Het derde lid schept de mogelijkheid een door het openbaar ministerie ingesteld hoger beroep zonder onderzoek van de zaak zelf niet-ontvankelijk te verklaren op de enkele grond dat geen schriftuur, houdende grieven tegen het in eerste aanleg gewezen vonnis, is ingediend." (Kamerstukken II 2005/06, 30 320, nr. 3, p. 12, 36 en 51).

2.5. Het eerste middelonderdeel berust op de opvatting dat art. 416, derde lid, Sv slechts van toepassing is indien geen schriftuur wordt ingediend. Die opvatting is onjuist. Die bepaling is mede van toepassing op een geval als het onderhavige, waarin de schriftuur niet tijdig is ingediend (vgl.

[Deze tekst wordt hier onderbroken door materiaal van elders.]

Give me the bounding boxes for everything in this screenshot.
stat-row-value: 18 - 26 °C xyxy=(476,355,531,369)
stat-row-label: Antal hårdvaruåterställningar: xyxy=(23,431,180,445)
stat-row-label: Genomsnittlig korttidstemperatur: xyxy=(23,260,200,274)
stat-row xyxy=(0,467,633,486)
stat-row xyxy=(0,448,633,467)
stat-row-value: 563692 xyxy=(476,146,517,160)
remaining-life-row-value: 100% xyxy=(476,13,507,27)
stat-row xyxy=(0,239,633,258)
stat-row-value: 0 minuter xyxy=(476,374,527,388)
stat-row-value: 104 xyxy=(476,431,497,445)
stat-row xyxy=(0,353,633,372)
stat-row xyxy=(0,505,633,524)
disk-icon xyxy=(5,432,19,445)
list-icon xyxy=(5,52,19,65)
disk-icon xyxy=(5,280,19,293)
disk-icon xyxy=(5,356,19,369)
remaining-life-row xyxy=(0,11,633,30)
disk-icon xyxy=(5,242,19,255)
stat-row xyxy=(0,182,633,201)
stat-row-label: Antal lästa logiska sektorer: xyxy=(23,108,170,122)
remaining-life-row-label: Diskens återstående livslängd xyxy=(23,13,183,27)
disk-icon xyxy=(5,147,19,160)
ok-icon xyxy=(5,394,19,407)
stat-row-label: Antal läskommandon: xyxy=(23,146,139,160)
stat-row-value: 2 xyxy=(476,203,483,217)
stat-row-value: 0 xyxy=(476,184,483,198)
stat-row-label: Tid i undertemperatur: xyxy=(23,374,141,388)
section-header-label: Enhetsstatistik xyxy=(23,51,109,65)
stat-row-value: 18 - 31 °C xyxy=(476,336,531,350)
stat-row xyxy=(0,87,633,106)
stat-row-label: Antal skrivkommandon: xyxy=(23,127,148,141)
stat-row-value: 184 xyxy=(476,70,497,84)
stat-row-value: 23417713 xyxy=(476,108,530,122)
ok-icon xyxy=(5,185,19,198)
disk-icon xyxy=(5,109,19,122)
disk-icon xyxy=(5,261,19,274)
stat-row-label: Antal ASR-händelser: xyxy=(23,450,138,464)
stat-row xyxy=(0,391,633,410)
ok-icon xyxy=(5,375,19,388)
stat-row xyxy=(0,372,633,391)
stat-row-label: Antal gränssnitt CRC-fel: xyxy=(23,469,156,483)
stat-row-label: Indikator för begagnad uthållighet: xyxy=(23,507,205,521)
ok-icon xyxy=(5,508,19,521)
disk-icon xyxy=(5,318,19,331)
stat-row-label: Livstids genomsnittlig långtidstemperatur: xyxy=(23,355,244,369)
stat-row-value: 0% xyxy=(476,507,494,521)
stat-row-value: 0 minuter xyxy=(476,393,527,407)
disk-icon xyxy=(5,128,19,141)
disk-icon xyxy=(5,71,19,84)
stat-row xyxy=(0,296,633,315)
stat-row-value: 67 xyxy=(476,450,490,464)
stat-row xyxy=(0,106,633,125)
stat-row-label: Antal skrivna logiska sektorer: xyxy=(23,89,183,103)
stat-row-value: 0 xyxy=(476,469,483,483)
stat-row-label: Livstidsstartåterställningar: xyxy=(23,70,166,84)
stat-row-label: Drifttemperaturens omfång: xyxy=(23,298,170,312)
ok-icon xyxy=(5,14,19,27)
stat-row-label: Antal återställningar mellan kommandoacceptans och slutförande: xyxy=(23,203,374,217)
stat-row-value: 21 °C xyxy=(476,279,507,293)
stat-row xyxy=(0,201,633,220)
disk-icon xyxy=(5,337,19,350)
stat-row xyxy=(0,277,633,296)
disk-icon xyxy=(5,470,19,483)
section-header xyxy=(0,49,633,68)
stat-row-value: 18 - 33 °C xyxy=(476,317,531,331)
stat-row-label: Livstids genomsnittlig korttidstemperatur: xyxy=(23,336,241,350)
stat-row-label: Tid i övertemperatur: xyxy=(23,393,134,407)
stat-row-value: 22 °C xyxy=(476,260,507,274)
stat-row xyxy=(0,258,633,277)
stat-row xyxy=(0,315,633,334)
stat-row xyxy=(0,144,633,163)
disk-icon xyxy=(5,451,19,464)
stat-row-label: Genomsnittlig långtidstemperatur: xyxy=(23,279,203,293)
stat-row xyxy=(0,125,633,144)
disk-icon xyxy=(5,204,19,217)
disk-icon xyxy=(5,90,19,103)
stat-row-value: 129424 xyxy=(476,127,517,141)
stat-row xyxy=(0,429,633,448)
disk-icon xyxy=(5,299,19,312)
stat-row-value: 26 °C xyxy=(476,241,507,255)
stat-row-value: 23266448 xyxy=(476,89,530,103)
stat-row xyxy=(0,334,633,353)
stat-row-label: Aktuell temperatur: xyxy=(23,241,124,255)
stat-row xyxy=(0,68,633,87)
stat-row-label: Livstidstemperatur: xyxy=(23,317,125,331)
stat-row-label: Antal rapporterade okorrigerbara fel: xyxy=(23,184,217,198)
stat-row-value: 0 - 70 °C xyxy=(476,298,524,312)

HR 7 juli 2009, LJN BI 4078). Dit onderdeel van het middel faalt dus.

2.6.1. Het tweede middelonderdeel klaagt dat het Hof heeft miskend dat uit het derde lid van art. 416 Sv volgt dat de rechter alleen zonder onderzoek van de zaak de niet-ontvankelijkheid van de officier van justitie in het hoger beroep kan uitspreken. Een dergelijke niet-ontvankelijk-verklaring is volgens de steller van het middel daarom niet mogelijk nadat een onderzoek van de zaak zelf heeft plaatsgevonden, zoals in de onderhavige zaak het geval is.

2.6.2. Dit middelonderdeel is eveneens tevergeefs voorgesteld. Noch uit de tekst, noch uit de geschiedenis van art. 416, derde lid, Sv volgt dat de rechter uitsluitend zonder onderzoek van de zaak zelf de niet-ontvankelijk-verklaring van het hoger beroep van de officier van justitie kan uitspreken. Een dergelijke beslissing kan dus ook na dat onderzoek worden gegeven.

2.7.1. Het derde middelonderdeel klaagt dat de bestreden beslissing ontoereikend is gemotiveerd.

2.7.2. De beantwoording van de vraag of het belang van het appel zwaarder dient te wegen dan het belang dat is gemoeid met het verbinden van niet-ontvankelijkheid in het hoger beroep aan het verzuim van het openbaar ministerie om een appelschriftuur in te dienen, is in hoge mate afhankelijk van de aan de feitenrechter voorbehouden weging en waardering van de omstandigheden van het geval. Dat brengt mee dat het oordeel van de feitenrechter daaromtrent in cassatie slechts in beperkte mate kan worden getoetst. Het oordeel van het Hof, daarop neerkomend, dat het belang van het ingestelde beroep in het onderhavige geval niet vergt dat een niet-ontvankelijkverklaring van de officier van justitie in het beroep achterwege dient te blijven, is ook zonder nadere motivering niet onbegrijpelijk. Ook dit middelonderdeel slaagt niet.

3. Beoordeling van het eerste middel

3.1. Het middel klaagt dat het Hof het vonnis van de Politierechter ten onrechte heeft vernietigd.

3.2. Het middel slaagt. Dit betekent dat het bestreden arrest niet in stand kan blijven voor zover daarbij het vonnis van de Politierechter is vernietigd.

4. Slotsom

Hetgeen hiervoor is overwogen brengt mee dat als volgt moet worden beslist.

5. Beslissing

De Hoge Raad:

vernietigt de bestreden uitspraak maar uitsluitend voor zover daarbij het vonnis van de Politierechter is vernietigd;

verwerpt het beroep voor het overige.

Dit arrest is gewezen door de vice-president F.H. Koster als voorzitter, en de raadsheren W.M.E. Thomassen, H.A.G. Splinter-van Kan, W.F. Groos en M.A. Loth, in bijzijn van de griffier S.P. Bakker, en uitgesproken op 2 februari 2010.